Example: The following settings simulate a Spray Gun:
 
·Paint Over on, Step 30  
·Opacity 60  
·Feather 100  
·Blend Mode Normal  

Blend mode

Imagine there are 2 colors you want to mix: a background color and a foreground color. You can mix them in many different ways, for example you can average the amount of each color (Average
blend mode). CodedColor provides you with many other blend modes to experiment with.

The Replace Hue blend mode replaces all colors under the brush with the current brush color, but preserves grayscale pixels and thus the underlying image texture. You can reduce the effect with the Opacity slider, but feathering is not available in this mode. A more flexible alternative is the Color Replacer Brush. The Red Eye Correction applies a similar algorithm.

Paint modes

The paint modes are usually 2 for every paint tool: Painting and Erasing.

The Erasing mode lets you correct mistakes by restoring the original picture using a brush. This eraser can only be used for the current tool changes. To undo changes completely, use the Eraser Brush dialog. It allows you to restore parts of the original image after several consecutive tool changes.
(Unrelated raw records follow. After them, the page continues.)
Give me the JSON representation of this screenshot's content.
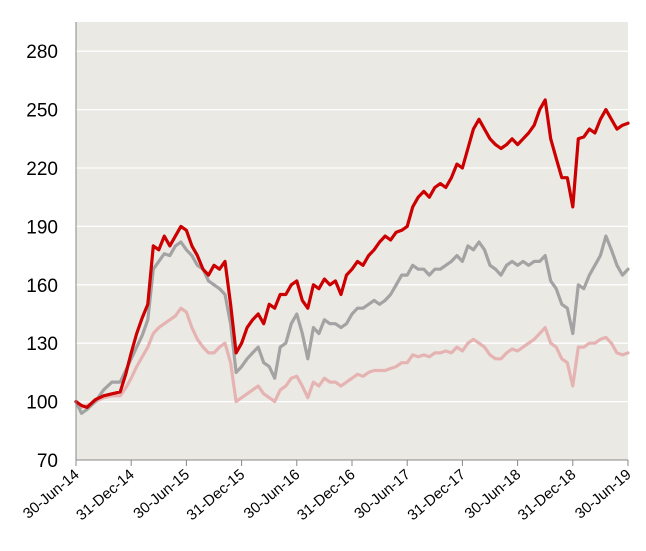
{
  "chart_data": {
    "type": "line",
    "title": "",
    "xlabel": "",
    "ylabel": "",
    "ylim": [
      70,
      295
    ],
    "yticks": [
      70,
      100,
      130,
      160,
      190,
      220,
      250,
      280
    ],
    "xticks": [
      "30-Jun-14",
      "31-Dec-14",
      "30-Jun-15",
      "31-Dec-15",
      "30-Jun-16",
      "31-Dec-16",
      "30-Jun-17",
      "31-Dec-17",
      "30-Jun-18",
      "31-Dec-18",
      "30-Jun-19"
    ],
    "grid": true,
    "legend": "none",
    "colors": {
      "plot_bg": "#ebe9e4",
      "grid": "#ffffff",
      "axis": "#888888",
      "series1": "#cc0000",
      "series2": "#a3a3a3",
      "series3": "#e6b3b3"
    },
    "x": [
      0,
      0.1,
      0.2,
      0.35,
      0.5,
      0.65,
      0.8,
      0.9,
      1,
      1.1,
      1.2,
      1.3,
      1.4,
      1.5,
      1.6,
      1.7,
      1.8,
      1.9,
      2,
      2.1,
      2.2,
      2.3,
      2.4,
      2.5,
      2.6,
      2.7,
      2.8,
      2.9,
      3,
      3.1,
      3.2,
      3.3,
      3.4,
      3.5,
      3.6,
      3.7,
      3.8,
      3.9,
      4,
      4.1,
      4.2,
      4.3,
      4.4,
      4.5,
      4.6,
      4.7,
      4.8,
      4.9,
      5,
      5.1,
      5.2,
      5.3,
      5.4,
      5.5,
      5.6,
      5.7,
      5.8,
      5.9,
      6,
      6.1,
      6.2,
      6.3,
      6.4,
      6.5,
      6.6,
      6.7,
      6.8,
      6.9,
      7,
      7.1,
      7.2,
      7.3,
      7.4,
      7.5,
      7.6,
      7.7,
      7.8,
      7.9,
      8,
      8.1,
      8.2,
      8.3,
      8.4,
      8.5,
      8.6,
      8.7,
      8.8,
      8.9,
      9,
      9.1,
      9.2,
      9.3,
      9.4,
      9.5,
      9.6,
      9.7,
      9.8,
      9.9,
      10
    ],
    "series": [
      {
        "values": [
          100,
          98,
          97,
          101,
          103,
          104,
          105,
          114,
          125,
          135,
          143,
          150,
          180,
          178,
          185,
          180,
          185,
          190,
          188,
          180,
          175,
          168,
          165,
          170,
          168,
          172,
          150,
          125,
          130,
          138,
          142,
          145,
          140,
          150,
          148,
          155,
          155,
          160,
          162,
          152,
          148,
          160,
          158,
          163,
          160,
          162,
          155,
          165,
          168,
          172,
          170,
          175,
          178,
          182,
          185,
          183,
          187,
          188,
          190,
          200,
          205,
          208,
          205,
          210,
          212,
          210,
          215,
          222,
          220,
          230,
          240,
          245,
          240,
          235,
          232,
          230,
          232,
          235,
          232,
          235,
          238,
          242,
          250,
          255,
          235,
          225,
          215,
          215,
          200,
          235,
          236,
          240,
          238,
          245,
          250,
          245,
          240,
          242,
          243
        ]
      },
      {
        "values": [
          100,
          94,
          96,
          100,
          106,
          110,
          110,
          116,
          122,
          128,
          134,
          142,
          168,
          172,
          176,
          175,
          180,
          182,
          178,
          175,
          170,
          168,
          162,
          160,
          158,
          155,
          140,
          115,
          118,
          122,
          125,
          128,
          120,
          118,
          112,
          128,
          130,
          140,
          145,
          135,
          122,
          138,
          135,
          142,
          140,
          140,
          138,
          140,
          145,
          148,
          148,
          150,
          152,
          150,
          152,
          155,
          160,
          165,
          165,
          170,
          168,
          168,
          165,
          168,
          168,
          170,
          172,
          175,
          172,
          180,
          178,
          182,
          178,
          170,
          168,
          165,
          170,
          172,
          170,
          172,
          170,
          172,
          172,
          175,
          162,
          158,
          150,
          148,
          135,
          160,
          158,
          165,
          170,
          175,
          185,
          178,
          170,
          165,
          168
        ]
      },
      {
        "values": [
          100,
          97,
          98,
          100,
          102,
          103,
          103,
          107,
          112,
          118,
          123,
          128,
          135,
          138,
          140,
          142,
          144,
          148,
          146,
          138,
          132,
          128,
          125,
          125,
          128,
          130,
          120,
          100,
          102,
          104,
          106,
          108,
          104,
          102,
          100,
          106,
          108,
          112,
          113,
          108,
          102,
          110,
          108,
          112,
          110,
          110,
          108,
          110,
          112,
          114,
          113,
          115,
          116,
          116,
          116,
          117,
          118,
          120,
          120,
          124,
          123,
          124,
          123,
          125,
          125,
          126,
          125,
          128,
          126,
          130,
          132,
          130,
          128,
          124,
          122,
          122,
          125,
          127,
          126,
          128,
          130,
          132,
          135,
          138,
          130,
          128,
          122,
          120,
          108,
          128,
          128,
          130,
          130,
          132,
          133,
          130,
          125,
          124,
          125
        ]
      }
    ]
  }
}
Some tools also have a Color Picker (pipette) mode to select a color inside the picture. See the Red Eye topic for a complete button overview.

icon_tipImportant
 
·When going into Zoom or Selection mode, the Brush Paint mode is disabled. You have to press the Brush button again, in order to resume painting.  
 
·When selecting parts of the image using the selection tools, all brushes and correction dialogs only apply to these selections. Selections can also have a feather, reducing the effect of the brush or correction close to the selection borders.